Recently SunGard Availability Solutions released their availability trends report. One of the more significant stats shows a marked decline in the number of invocations - during 2015 there were just seven across in the UK (that's at Sungard sites, of course). In fact, over a 10 year period the number of invocations has gone down by 90%. But like most statistics, it raises more questions than answers, such as:
Question 1: is business continuity overhyped? Bear in mind this is taken from an overall population of several hundred if not thousands of customers in the UK, so seven is a tiny proportion. So do we have to ask ourselves is all this fuss about business continuity 'over the top'?
Question 2: is it because we are getting better at business continuity? Another explanation of the downward trend in invocations could be is that we are getting better at business continuity - that's why we are having less failures. Remember Year 2000? When it went off with hardly an incident there was a general outcry that it was all a damp squib and that the risk had been completely exaggerated. But maybe all the testing and systems upgrades that had gone on before mitigated the risks. So, in this context, we are invoking less because we are doing better at business continuity. (Unfortunately surveys on the state of organizations' business continuity plans don't reflect this - there is still significant inertia in this area).
So, as regards the statistics in the Sungard report, is there a signal in the noise or is the signal just noise?
IMHO, here's what I think is happening:
We are becoming more resilient without knowing it. Cloud, virtualization and remote working technologies, investments in national infrastructure and a trend towards 'stuff as a service' are creating a level of resilience that was not there before. In other words, industry development and strategic choices in the way we run IT and communications on a business as usual basis are making individual organisations more resilient as a result.

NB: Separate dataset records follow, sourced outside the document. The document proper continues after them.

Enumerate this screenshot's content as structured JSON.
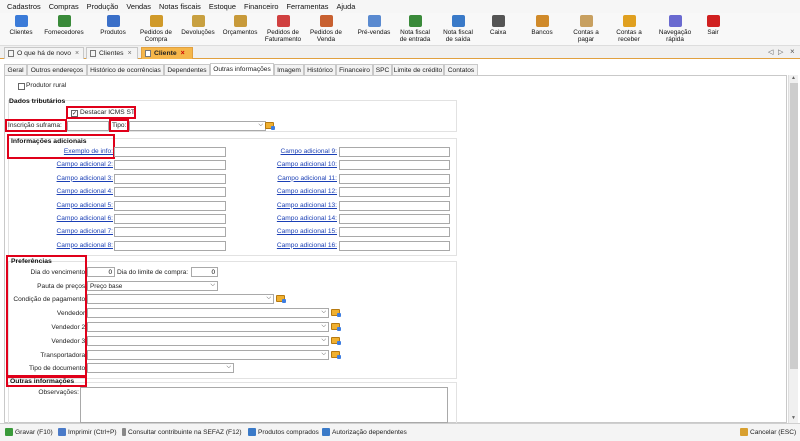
{
  "menu": [
    "Cadastros",
    "Compras",
    "Produção",
    "Vendas",
    "Notas fiscais",
    "Estoque",
    "Financeiro",
    "Ferramentas",
    "Ajuda"
  ],
  "toolbar": [
    {
      "label": "Clientes",
      "icon": "clientes-icon",
      "color": "#3b7bd8"
    },
    {
      "label": "Fornecedores",
      "icon": "fornecedores-icon",
      "color": "#3a8a3a"
    },
    {
      "label": "Produtos",
      "icon": "produtos-icon",
      "color": "#3a6fc8"
    },
    {
      "label": "Pedidos de\nCompra",
      "icon": "pedidos-compra-icon",
      "color": "#d09a2a"
    },
    {
      "label": "Devoluções",
      "icon": "devolucoes-icon",
      "color": "#c8a040"
    },
    {
      "label": "Orçamentos",
      "icon": "orcamentos-icon",
      "color": "#c89a3a"
    },
    {
      "label": "Pedidos de\nFaturamento",
      "icon": "pedidos-faturamento-icon",
      "color": "#d04040"
    },
    {
      "label": "Pedidos de\nVenda",
      "icon": "pedidos-venda-icon",
      "color": "#c86030"
    },
    {
      "label": "Pré-vendas",
      "icon": "pre-vendas-icon",
      "color": "#5a8ad0"
    },
    {
      "label": "Nota fiscal\nde entrada",
      "icon": "nota-entrada-icon",
      "color": "#3a8a3a"
    },
    {
      "label": "Nota fiscal\nde saída",
      "icon": "nota-saida-icon",
      "color": "#3a7ac8"
    },
    {
      "label": "Caixa",
      "icon": "caixa-icon",
      "color": "#555555"
    },
    {
      "label": "Bancos",
      "icon": "bancos-icon",
      "color": "#d08a2a"
    },
    {
      "label": "Contas a\npagar",
      "icon": "contas-pagar-icon",
      "color": "#c8a060"
    },
    {
      "label": "Contas a\nreceber",
      "icon": "contas-receber-icon",
      "color": "#e0a020"
    },
    {
      "label": "Navegação\nrápida",
      "icon": "navegacao-icon",
      "color": "#6a6ad0"
    },
    {
      "label": "Sair",
      "icon": "sair-icon",
      "color": "#d02020"
    }
  ],
  "doc_tabs": [
    {
      "label": "O que há de novo",
      "active": false
    },
    {
      "label": "Clientes",
      "active": false
    },
    {
      "label": "Cliente",
      "active": true
    }
  ],
  "sub_tabs": [
    "Geral",
    "Outros endereços",
    "Histórico de ocorrências",
    "Dependentes",
    "Outras informações",
    "Imagem",
    "Histórico",
    "Financeiro",
    "SPC",
    "Limite de crédito",
    "Contatos"
  ],
  "active_sub_tab": "Outras informações",
  "form": {
    "produtor_rural": "Produtor rural",
    "dados_tributarios": "Dados tributários",
    "destacar_icms": "Destacar ICMS ST",
    "inscricao_suframa": "Inscrição suframa:",
    "tipo": "Tipo:",
    "info_adicionais": "Informações adicionais",
    "campos_esq": [
      "Exemplo de info:",
      "Campo adicional 2:",
      "Campo adicional 3:",
      "Campo adicional 4:",
      "Campo adicional 5:",
      "Campo adicional 6:",
      "Campo adicional 7:",
      "Campo adicional 8:"
    ],
    "campos_dir": [
      "Campo adicional 9:",
      "Campo adicional 10:",
      "Campo adicional 11:",
      "Campo adicional 12:",
      "Campo adicional 13:",
      "Campo adicional 14:",
      "Campo adicional 15:",
      "Campo adicional 16:"
    ],
    "preferencias": "Preferências",
    "dia_vencimento": "Dia do vencimento:",
    "dia_vencimento_valor": "0",
    "dia_limite": "Dia do limite de compra:",
    "dia_limite_valor": "0",
    "pauta_precos": "Pauta de preços:",
    "pauta_precos_valor": "Preço base",
    "condicao_pagamento": "Condição de pagamento:",
    "vendedor": "Vendedor:",
    "vendedor2": "Vendedor 2:",
    "vendedor3": "Vendedor 3:",
    "transportadora": "Transportadora:",
    "tipo_documento": "Tipo de documento:",
    "outras_informacoes": "Outras informações",
    "observacoes": "Observações:"
  },
  "bottom": {
    "gravar": "Gravar (F10)",
    "imprimir": "Imprimir (Ctrl+P)",
    "consultar": "Consultar contribuinte na SEFAZ (F12)",
    "produtos": "Produtos comprados",
    "autorizacao": "Autorização dependentes",
    "cancelar": "Cancelar (ESC)"
  }
}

So where does this leave business continuity people - should they be looking for new pastures? Will the BCM function become irrelevant? I think the answer is 'no' although adaptation is inevitable because the landscape is changing. I believe we will shift our focus from following the traditional process based approach of creating BIAs, Dependencies, Departmental 'plans' to an approach of developing and assuring overarching strategies for maintaining operational resilience and protecting the 'customer experience'.
The real message coming out of SunGard's report is that things are changing and we need to respond to that.